1. Initialize $A$ to the zero matrix.
2. Pick a random size $k\in\{1,2,\ldots,20\}$ and set $A(1:k,\,1:k)$ to a random 0-1 matrix. Repeat this step until $|\det A(1:k,\,1:k)|$ is nonzero and smaller than the required upper bound. (You may use a weighted sample of $k$ to adjust the distribution of the absolute determinant.)
3. For $m=k+1,\ldots,n$, generate the last row and last column of the submatrix $A(1:m,\,1:m)$ as follows:
   1. Pick a random number in $\{0,1\}$.
   2. If the outcome is $0$, do the following:
      1. Pick a column index $j\in\{1,\,\ldots,\,m-1\}$ at random.
      2. Set $A(1:(m-1),\,m)=A(1:(m-1),\,j)$ and set $A(m,m)=1$.
      3. For each $k\in\{1,\,\ldots,\,m-1\}$ with $k\not=j$, randomly set $A(m,k)=0$ or $1$.
      4. Permute the columns of $A(1:m,\,1:m)$ at random. Or you may just interchange $A(1:m,\,m)$ with some $A(1:m,\,k)$, where $k\in\{1,\,\ldots,\,m-1\}$ is chosen at random.

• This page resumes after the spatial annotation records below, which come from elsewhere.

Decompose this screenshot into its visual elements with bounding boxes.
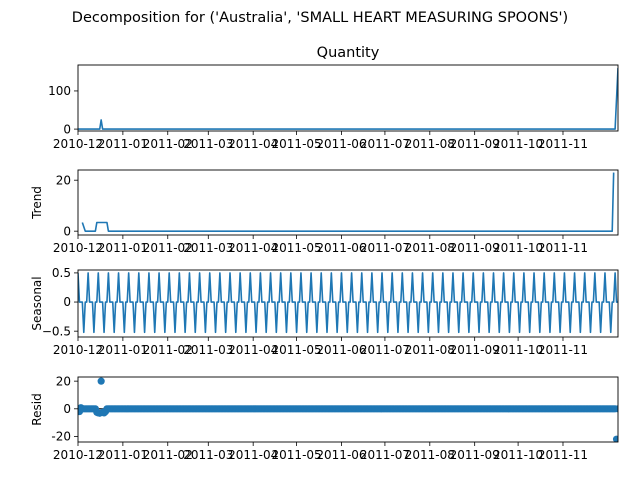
x-tick-label: 2011-07 <box>360 137 410 151</box>
plot-data <box>78 377 618 442</box>
x-tick-label: 2011-02 <box>143 241 193 255</box>
subplot-title: Quantity <box>317 45 380 61</box>
x-tick-label: 2011-05 <box>272 343 322 357</box>
y-axis-label: Resid <box>30 393 44 425</box>
x-tick-label: 2011-05 <box>272 137 322 151</box>
x-tick-label: 2011-06 <box>316 448 366 462</box>
x-tick-label: 2011-04 <box>228 343 278 357</box>
y-tick-label: 0 <box>63 402 71 416</box>
x-tick-label: 2011-09 <box>450 343 500 357</box>
x-tick-label: 2010-12 <box>53 241 103 255</box>
x-tick-label: 2011-03 <box>183 137 233 151</box>
x-tick-label: 2011-03 <box>183 448 233 462</box>
x-tick-label: 2011-02 <box>143 448 193 462</box>
x-tick-label: 2011-09 <box>450 241 500 255</box>
x-tick-label: 2010-12 <box>53 343 103 357</box>
x-tick-label: 2011-10 <box>493 137 543 151</box>
x-tick-label: 2011-11 <box>538 448 588 462</box>
x-tick-label: 2011-08 <box>405 343 455 357</box>
axes-frame <box>77 269 619 338</box>
x-tick-label: 2011-08 <box>405 137 455 151</box>
x-tick-label: 2011-04 <box>228 241 278 255</box>
x-tick-label: 2011-01 <box>98 343 148 357</box>
axes-frame <box>77 376 619 443</box>
x-tick-label: 2011-04 <box>228 448 278 462</box>
x-tick-label: 2011-10 <box>493 343 543 357</box>
y-tick-label: -20 <box>51 430 71 444</box>
x-tick-label: 2011-11 <box>538 137 588 151</box>
y-tick-label: 0.5 <box>52 266 71 280</box>
figure-suptitle: Decomposition for ('Australia', 'SMALL H… <box>72 10 568 26</box>
y-axis-label: Seasonal <box>30 276 44 330</box>
x-tick-label: 2011-03 <box>183 343 233 357</box>
x-tick-label: 2011-05 <box>272 241 322 255</box>
resid-point <box>612 435 618 442</box>
x-tick-label: 2011-09 <box>450 448 500 462</box>
x-tick-label: 2010-12 <box>53 137 103 151</box>
plot-data <box>81 172 615 232</box>
x-tick-label: 2011-02 <box>143 343 193 357</box>
subplot-panels: Quantity01002010-122011-012011-022011-03… <box>30 45 619 462</box>
x-tick-label: 2011-09 <box>450 137 500 151</box>
subplot-1: Quantity 0 100 2010-122011-012011-022011-03… <box>48 45 619 151</box>
series-line <box>81 172 615 232</box>
x-tick-label: 2010-12 <box>53 448 103 462</box>
resid-point <box>614 405 618 413</box>
y-tick-label: 0 <box>63 122 71 136</box>
x-tick-label: 2011-07 <box>360 343 410 357</box>
y-tick-label: 0 <box>63 224 71 238</box>
x-tick-label: 2011-06 <box>316 137 366 151</box>
x-tick-label: 2011-11 <box>538 241 588 255</box>
x-tick-label: 2011-01 <box>98 241 148 255</box>
x-tick-label: 2011-07 <box>360 241 410 255</box>
x-tick-label: 2011-07 <box>360 448 410 462</box>
x-tick-label: 2011-11 <box>538 343 588 357</box>
x-tick-label: 2011-08 <box>405 241 455 255</box>
y-tick-label: 100 <box>48 84 71 98</box>
subplot-3: Seasonal0.50−0.52010-122011-012011-02201… <box>30 266 619 357</box>
subplot-4: Resid200-202010-122011-012011-022011-032… <box>30 374 619 462</box>
x-tick-label: 2011-03 <box>183 241 233 255</box>
plot-data <box>78 68 618 130</box>
x-tick-label: 2011-10 <box>493 448 543 462</box>
subplot-2: Trend0202010-122011-012011-022011-032011… <box>30 169 619 255</box>
resid-point <box>97 377 105 385</box>
x-tick-label: 2011-04 <box>228 137 278 151</box>
x-tick-label: 2011-01 <box>98 448 148 462</box>
x-tick-label: 2011-01 <box>98 137 148 151</box>
x-tick-label: 2011-06 <box>316 241 366 255</box>
x-tick-label: 2011-02 <box>143 137 193 151</box>
y-tick-label: 0 <box>63 295 71 309</box>
seasonal-line <box>78 272 618 334</box>
x-tick-label: 2011-06 <box>316 343 366 357</box>
series-line <box>78 68 618 130</box>
y-tick-label: 20 <box>56 173 71 187</box>
y-tick-label: 20 <box>56 374 71 388</box>
x-tick-label: 2011-08 <box>405 448 455 462</box>
x-tick-label: 2011-10 <box>493 241 543 255</box>
axes-frame <box>77 169 619 236</box>
y-tick-label: −0.5 <box>42 324 71 338</box>
x-tick-label: 2011-05 <box>272 448 322 462</box>
plot-data <box>78 272 618 334</box>
y-axis-label: Trend <box>30 186 44 220</box>
axes-frame <box>77 64 619 132</box>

   3. If the outcome is $1$, perform the analogous procedure to step 3.2 in a "transposed" fashion. In other words, first set $A(m,\,1:(m-1))$ equal to some $A(i,\,1:(m-1))$ and $A(m,m)=1$, then set the entries of $A(m,:)$ (except the $i$-th one and the $m$-th one) to $0$ or $1$ at random. Then permute the rows of $A(1:m,\,1:m)$ at random.

I have run a numerical experiment on my computer to generate 0-1 matrices of order 100. If $A$ is chosen entirely at random, the average absolute determinant over 1000 samples is about $2.4\times10^{49}$. Using the above procedure, however, the average absolute determinant is only $97.6$ when the imposed upper bound is $1000$.